In March of the same year, I received the I-20 document, which is a document required for a student visa and in April, weeks before beginning school, I had arrived in Los Angeles.
The first day of school arrived, but it was very difficult to adapt because everyone spoke different languages.
Not being familiar with the English language made things awkward and difficult, but all the students and I were there for the same reason which was to learn the language and study in the U.S.
Being a shy person by nature, it became difficult to interact with others from different countries.
Not having my family and friends near me, became hard because I started to realize that I am alone; sometimes I started to doubt my choices and considered moving back home. I got depressed.

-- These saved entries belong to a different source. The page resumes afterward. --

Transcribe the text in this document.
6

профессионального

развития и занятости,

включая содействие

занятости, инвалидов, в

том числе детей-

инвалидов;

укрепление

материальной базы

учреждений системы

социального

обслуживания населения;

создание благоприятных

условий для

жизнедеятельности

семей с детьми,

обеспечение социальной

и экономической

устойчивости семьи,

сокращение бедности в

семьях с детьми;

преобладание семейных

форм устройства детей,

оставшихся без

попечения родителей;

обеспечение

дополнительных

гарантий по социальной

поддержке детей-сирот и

It was not comfortable for me to walk in parks or to eat alone in cafes. I was constantly feeling anxious.
This all changed when a boy from Japan, Kota, invited me to attend a house party after class. He studied with me in the same class and we often practiced our dialogues in English in the same group of students. After this practice, we could already speak fluently on the most simple topics.
The party became the start of many friendships going forward because I started to feel more comfortable with my peers, I even met people from my hometown.
Finally, thanks to intensive communication with friends, I lost my anxiety and was able to get away from my depression.
After completing the language school program I entered El Camino College and parted ways with the friends I made, as many of them went to colleges in other cities and even other states.
Coming to EC, I made new friends who also came from Moscow, and even live in my neighborhood.
My parents always try to visit me, or I fly to Russia on holidays.
Overall, I understood that in order to mitigate the culture shock and homesickness, one needs to get out of the comfort zone and communicate more with people, even if they are strangers.